4 |14 | 26 degrees east
For the upcoming 18th edition of New Art Dealers Alliance, Anca Poterasu and lítost have created a joint proposal to produce a temporary exhibition space. Together they showcase nine contemporary artists from the Czech Republic, Hungary, Poland, Romania and Slovakia, and bring their practices outside of their respective countries to Brussels.
The artists presented in the show, Dragoș Bădiță, Oana Coşug, Megan Dominescu, Aurora Király, Larisa Crunțeanu will showcase their works alongside the artists from from the Czech Republic, Hungary, Poland and Slovakia, Botond Keresztesi, Marie Lukáčová, Pavla Malinová, Rafał Zajko.
The exhibition 4 |14 | 26 degrees east will explore the tacit nuances that highlight a broad variety of subjective languages, reflecting the origin and history of each individual participant.
In Dragos Badita’s portraits the lens is turned the other way, capturing the mental state emanating from his subjects. Badita paints his close friends and family in his works, observing and revealing intimate reflections of the human psyche and emotions.
The 90s Xanax advert is reinterpreted in Megan Dominescu’s rugs as a truism of our contemporary lives. Even in her latest tapestry of the Mediterranean endangered wildlife, ”thank you thank you thank you”, she highlights the ever-present predicaments of a society engulfed in the need to consume and forget.
Inspired by the story-telling history of tapestries and weavings across cultures, Aurora Király builds a journal of mental images and fragments, the mise en scène of the eventful inner-lives spent in overlooked domestic spaces. In her works, a contour of a lamp induces the intimacy of focused lighting and mysterious secondary shadows, or a cat on a sofa underlines the homely closed quarters from which a figure pensively looks out on the window.

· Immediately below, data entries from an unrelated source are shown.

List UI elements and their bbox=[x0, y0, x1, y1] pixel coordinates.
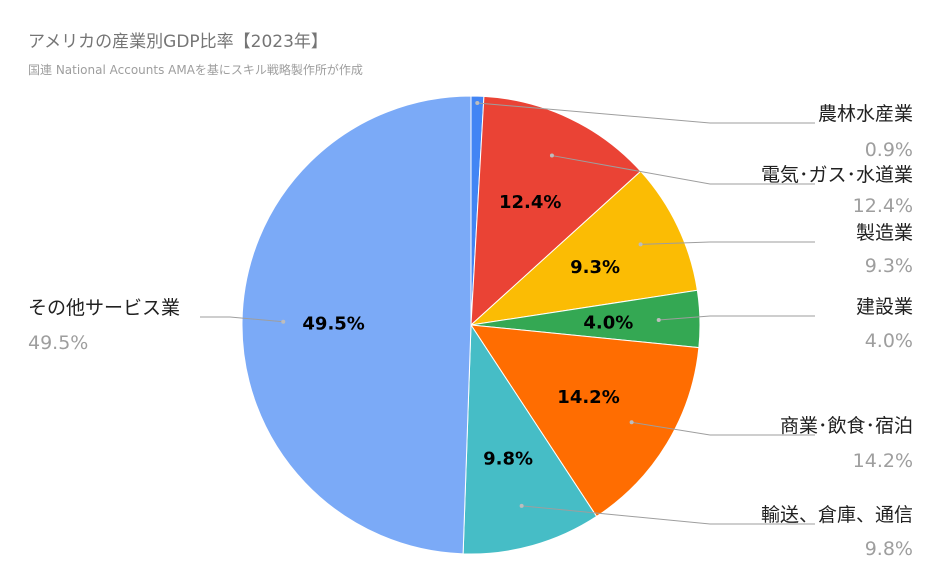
slice-value-label-2: 9.3% bbox=[570, 257, 620, 278]
leader-line-0 bbox=[477, 102, 815, 124]
slice-percent-label-3: 4.0% bbox=[865, 330, 913, 352]
chart-subtitle: 国連 National Accounts AMAを基にスキル戦略製作所が作成 bbox=[28, 62, 363, 77]
chart-title: アメリカの産業別GDP比率【2023年】 bbox=[28, 32, 328, 52]
slice-name-label-0: 農林水産業 bbox=[818, 103, 913, 125]
slice-percent-label-2: 9.3% bbox=[865, 255, 913, 277]
leader-dot-4 bbox=[629, 420, 634, 425]
slice-percent-label-6: 49.5% bbox=[28, 332, 88, 354]
slice-percent-label-0: 0.9% bbox=[865, 139, 913, 161]
leader-line-4 bbox=[631, 421, 815, 436]
leader-dot-2 bbox=[638, 242, 643, 247]
pie-slice-2 bbox=[469, 170, 698, 326]
pie-slice-6 bbox=[241, 95, 472, 555]
slice-value-label-4: 14.2% bbox=[557, 387, 619, 408]
slice-percent-label-1: 12.4% bbox=[853, 195, 913, 217]
leader-line-1 bbox=[551, 155, 815, 185]
slice-percent-label-4: 14.2% bbox=[853, 450, 913, 472]
pie-slice-1 bbox=[470, 95, 642, 327]
slice-name-label-5: 輸送、倉庫、通信 bbox=[761, 504, 913, 526]
slice-name-label-2: 製造業 bbox=[856, 222, 913, 244]
leader-dot-5 bbox=[519, 503, 524, 508]
leader-line-5 bbox=[521, 505, 815, 525]
leader-line-2 bbox=[640, 241, 815, 245]
leader-line-6 bbox=[200, 316, 284, 323]
leader-dot-6 bbox=[281, 319, 286, 324]
slice-name-label-4: 商業･飲食･宿泊 bbox=[780, 415, 913, 437]
slice-value-label-1: 12.4% bbox=[499, 192, 561, 213]
pie-slices bbox=[241, 95, 701, 555]
slice-labels: 農林水産業 0.9% 12.4% 電気･ガス･水道業 12.4% 9.3% 製造業 9.3% 4… bbox=[28, 103, 913, 560]
leader-dot-0 bbox=[475, 100, 480, 105]
slice-value-label-6: 49.5% bbox=[302, 314, 364, 335]
leader-dot-3 bbox=[656, 317, 661, 322]
slice-value-label-3: 4.0% bbox=[583, 312, 633, 333]
slice-percent-label-5: 9.8% bbox=[865, 538, 913, 560]
pie-slice-5 bbox=[462, 323, 598, 555]
leader-lines bbox=[200, 100, 815, 525]
slice-name-label-6: その他サービス業 bbox=[28, 297, 180, 319]
slice-value-label-5: 9.8% bbox=[483, 448, 533, 469]
pie-slice-4 bbox=[470, 324, 700, 518]
leader-dot-1 bbox=[549, 153, 554, 158]
slice-name-label-1: 電気･ガス･水道業 bbox=[761, 164, 913, 186]
slice-name-label-3: 建設業 bbox=[856, 296, 913, 318]
leader-line-3 bbox=[658, 315, 815, 321]
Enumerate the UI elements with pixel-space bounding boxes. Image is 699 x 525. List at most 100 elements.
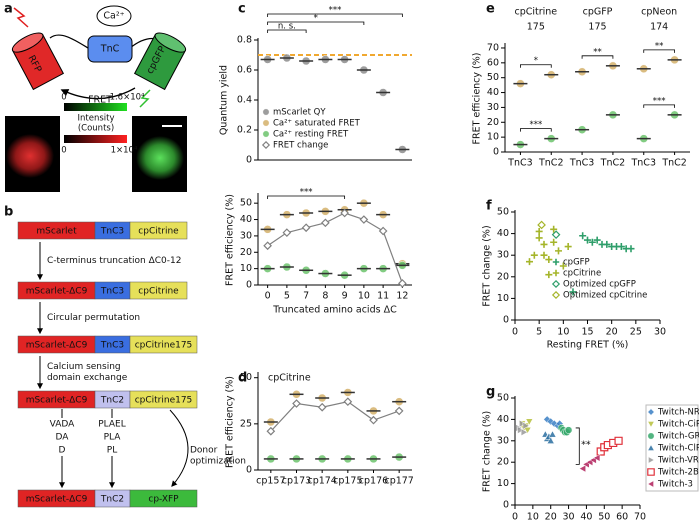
data-point	[627, 245, 635, 253]
legend-label: Twitch-2B	[657, 468, 699, 478]
legend-label: Optimized cpCitrine	[563, 291, 647, 301]
data-point	[535, 234, 543, 242]
y-tick-label: 0	[493, 147, 499, 158]
emission-bolt	[13, 7, 29, 28]
data-point	[398, 279, 407, 288]
colorbar-label: 0	[61, 146, 66, 156]
chart-title: cpCitrine	[268, 373, 311, 384]
y-tick-label: 60	[487, 57, 499, 68]
x-tick-label: 30	[563, 512, 575, 523]
legend-marker	[552, 269, 560, 277]
significance-label: ***	[653, 96, 666, 106]
legend-marker	[647, 421, 655, 428]
y-tick-label: 40	[240, 214, 252, 225]
y-tick-label: 0.6	[237, 65, 252, 76]
x-tick-label: cp177	[384, 476, 413, 487]
x-tick-label: 30	[654, 327, 666, 338]
variant-label: PLA	[104, 433, 122, 443]
legend-label: Optimized cpGFP	[563, 280, 636, 290]
variant-label: DA	[56, 433, 70, 443]
data-point	[520, 428, 528, 437]
y-axis-label: FRET change (%)	[482, 225, 493, 306]
legend-label: cpCitrine	[563, 269, 601, 279]
data-point	[545, 256, 553, 264]
construct-label: cpCitrine	[138, 227, 179, 237]
legend-label: FRET change	[273, 141, 328, 151]
legend-marker	[647, 444, 655, 451]
y-tick-label: 20	[240, 247, 252, 258]
legend-label: mScarlet QY	[273, 108, 326, 118]
legend-label: Twitch-VR	[657, 456, 699, 466]
donor-label: optimization	[190, 457, 246, 467]
y-tick-label: 0	[246, 155, 252, 166]
data-point	[266, 426, 276, 436]
data-point	[593, 453, 601, 462]
fret-arrow	[60, 87, 136, 100]
data-point	[340, 208, 349, 218]
data-point	[517, 426, 525, 435]
excitation-bolt	[139, 89, 151, 108]
x-tick-label: 9	[342, 291, 348, 302]
significance-bracket	[267, 195, 346, 199]
construct-part	[129, 221, 188, 240]
data-point	[282, 228, 292, 237]
data-point	[537, 220, 546, 230]
significance-label: ***	[329, 6, 342, 16]
step-label: Calcium sensing	[47, 362, 121, 372]
legend-marker	[647, 432, 655, 440]
step-label: C-terminus truncation ΔC0-12	[47, 256, 181, 266]
data-point	[321, 218, 330, 228]
x-tick-label: TnC2	[538, 158, 564, 169]
legend-label: Twitch-NR	[657, 408, 699, 418]
construct-label: cpCitrine175	[135, 396, 193, 406]
x-tick-label: 11	[377, 291, 389, 302]
data-point	[603, 240, 611, 248]
y-tick-label: 30	[240, 230, 252, 241]
group-subtitle: 174	[650, 22, 668, 33]
variant-label: PLAEL	[98, 420, 126, 430]
colorbar-title: Intensity	[78, 114, 115, 124]
variant-label: D	[59, 446, 66, 456]
significance-bracket	[267, 21, 365, 25]
significance-label: n. s.	[278, 22, 296, 32]
x-tick-label: 12	[396, 291, 408, 302]
x-tick-label: 10	[358, 291, 370, 302]
x-tick-label: cp173	[282, 476, 311, 487]
data-point	[369, 415, 378, 425]
y-tick-label: 70	[487, 42, 499, 53]
step-label: domain exchange	[47, 373, 128, 383]
y-tick-label: 30	[487, 102, 499, 113]
donor-label: Donor	[190, 446, 218, 456]
significance-label: *	[534, 56, 538, 66]
legend-marker	[261, 140, 271, 150]
significance-bracket	[643, 104, 675, 108]
legend-marker	[551, 290, 561, 300]
y-tick-label: 20	[497, 271, 509, 282]
legend-marker	[552, 258, 560, 266]
y-axis-label: FRET efficiency (%)	[225, 194, 236, 286]
construct-label: cpCitrine175	[135, 341, 193, 351]
construct-label: mScarlet-ΔC9	[26, 341, 88, 351]
annotation-bracket	[575, 427, 580, 465]
construct-part	[129, 489, 198, 508]
data-point	[519, 419, 527, 428]
y-axis-label: Quantum yield	[219, 65, 230, 135]
y-tick-label: 10	[487, 132, 499, 143]
x-tick-label: 5	[536, 327, 542, 338]
data-point	[526, 258, 533, 266]
x-tick-label: 50	[598, 512, 610, 523]
data-point	[317, 402, 327, 412]
x-axis-label: Truncated amino acids ΔC	[272, 305, 397, 316]
construct-part	[129, 390, 198, 409]
data-point	[525, 418, 534, 426]
series-line	[270, 401, 400, 432]
data-point	[569, 288, 577, 296]
x-tick-label: 70	[634, 512, 646, 523]
construct-label: mScarlet-ΔC9	[26, 396, 88, 406]
construct-label: TnC2	[100, 495, 124, 505]
ca-label: Ca²⁺	[103, 11, 124, 22]
x-tick-label: 0	[512, 512, 518, 523]
legend-label: Twitch-3	[657, 480, 693, 490]
construct-label: cpCitrine	[138, 287, 179, 297]
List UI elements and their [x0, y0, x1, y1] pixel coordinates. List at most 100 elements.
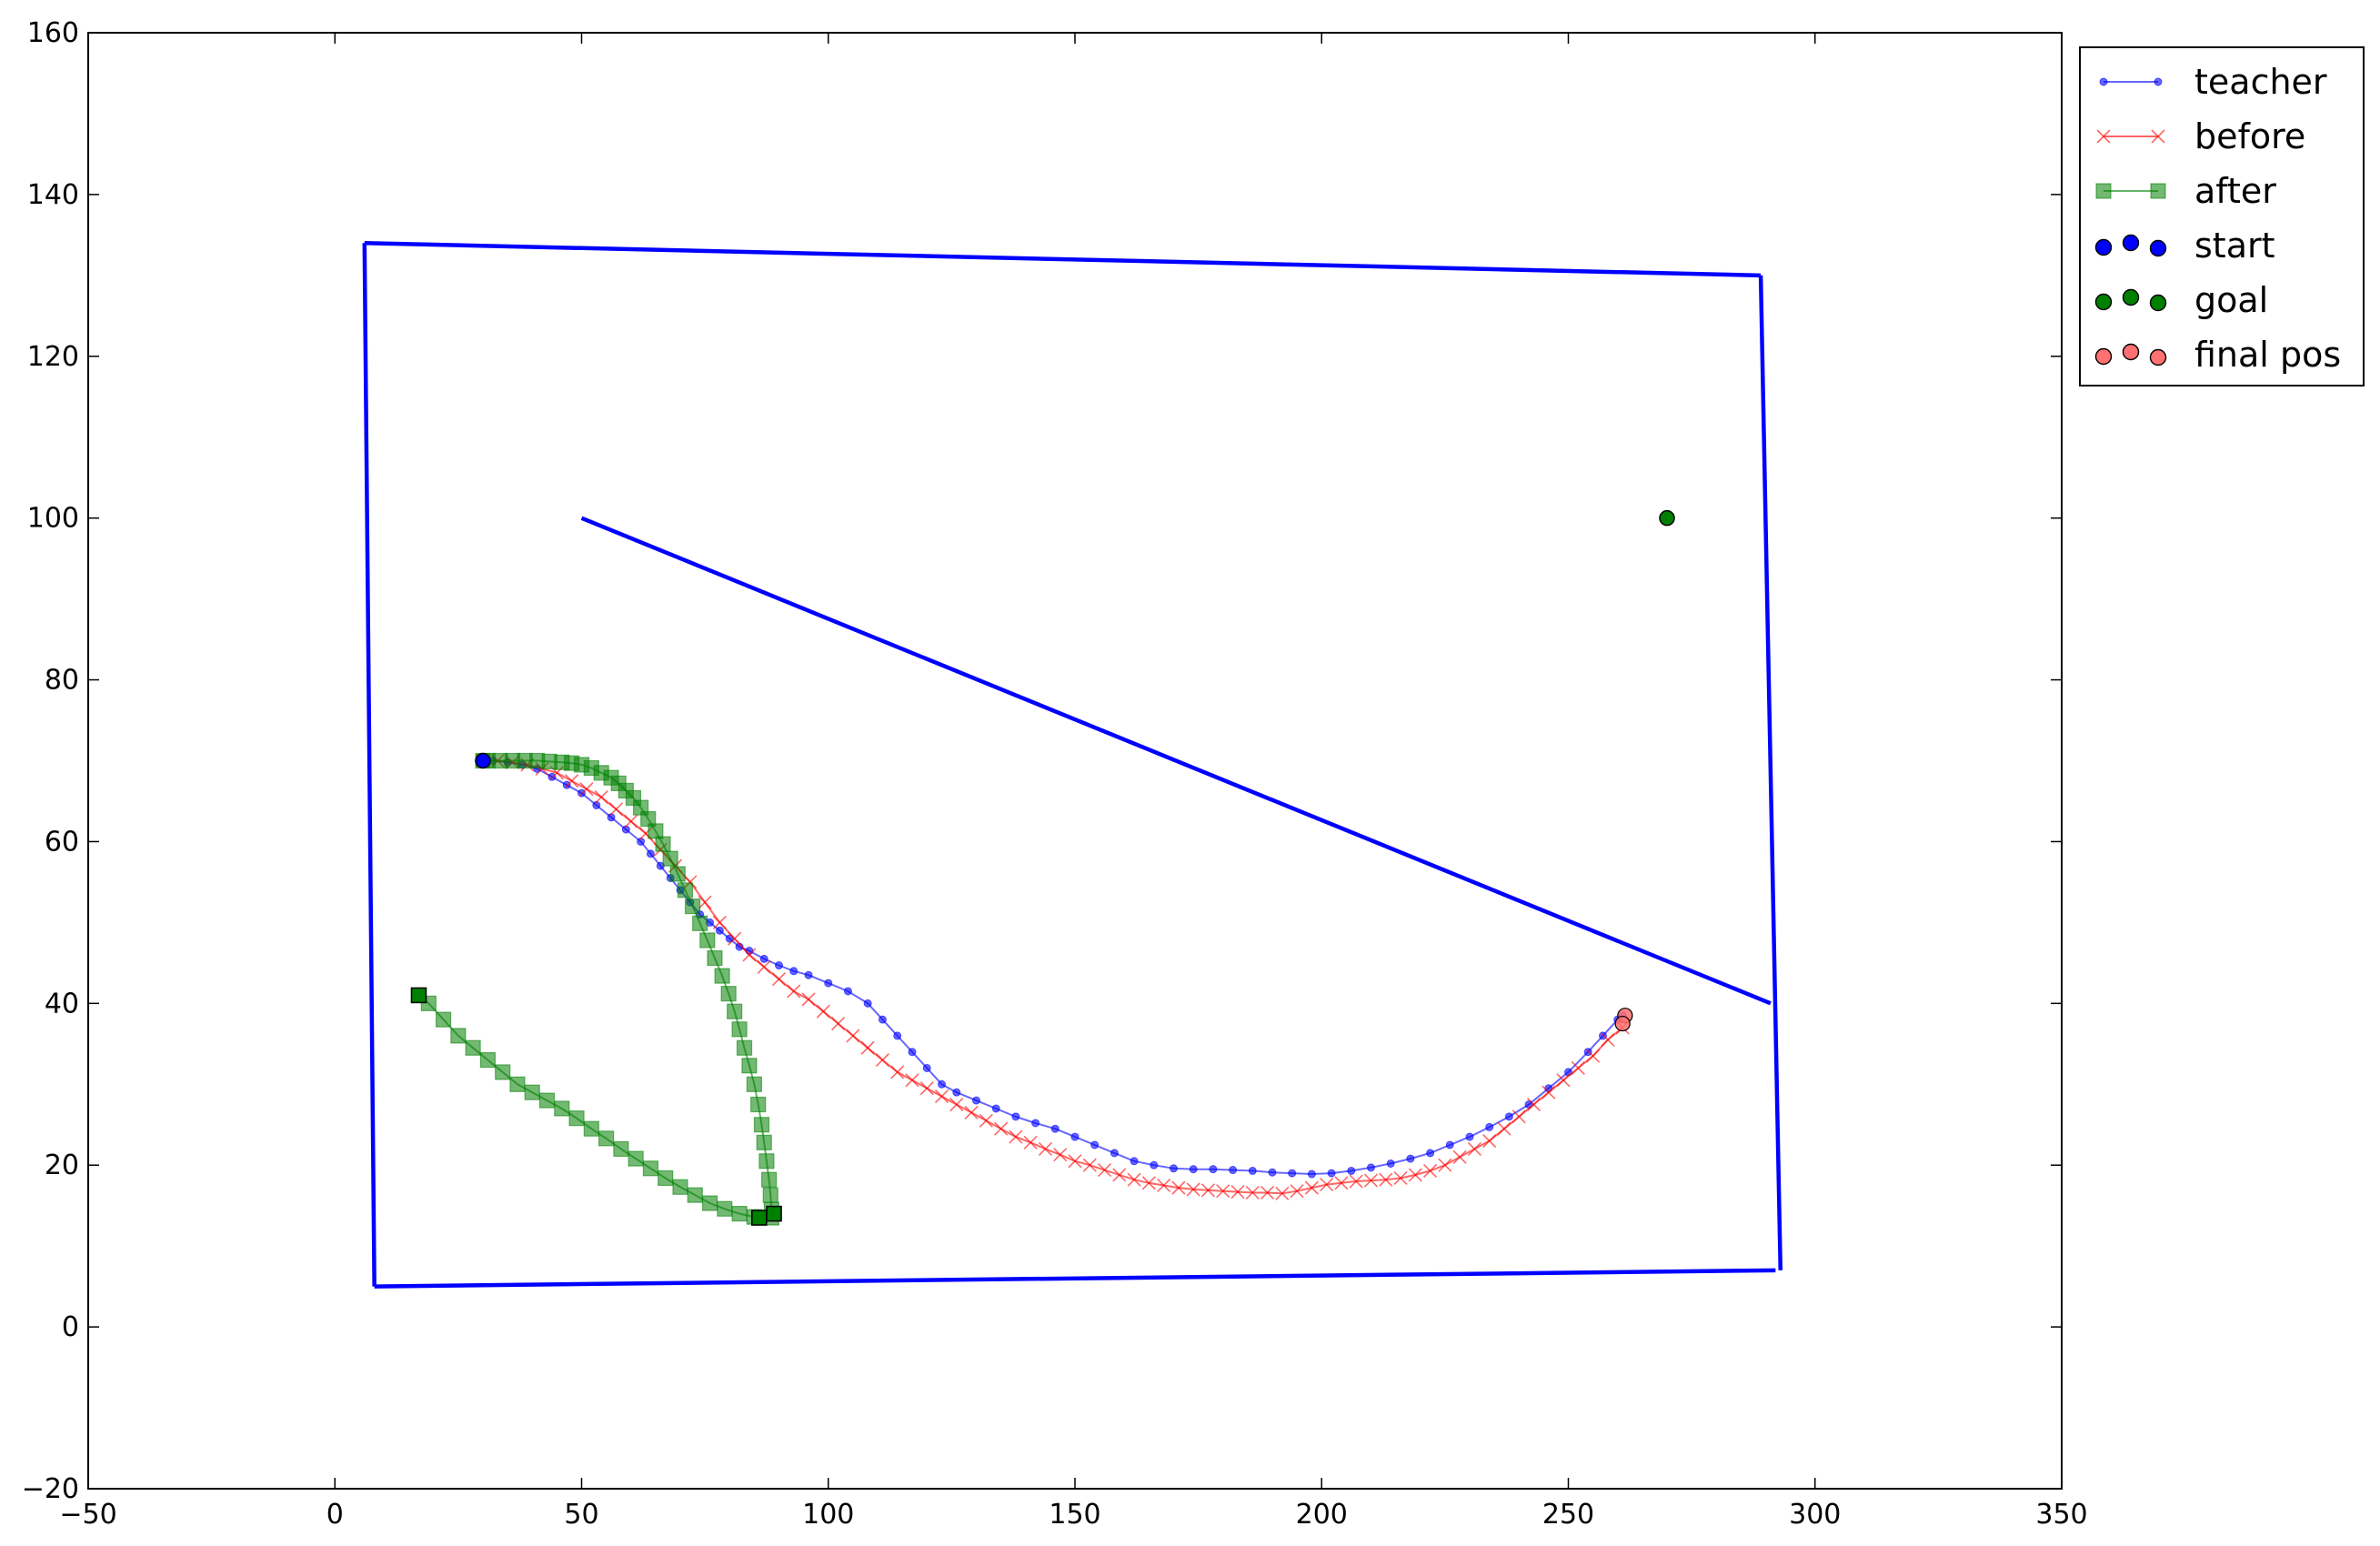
point-before-41: [1082, 1158, 1097, 1172]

Oana Coşug constructs her narrative through the interplay between language and drawing in a continuous living journal of essays in watercolour. Her works explore ways in which the female body is not objectified or vulnerable, but rather hidden and transformed.
Larisa Crunțeanu's artwork, "Floating Anchor" reclaims an intermediate space, where there is no other work and no other people, a space where the body disappears, allowing for the observation of all that moves afloat.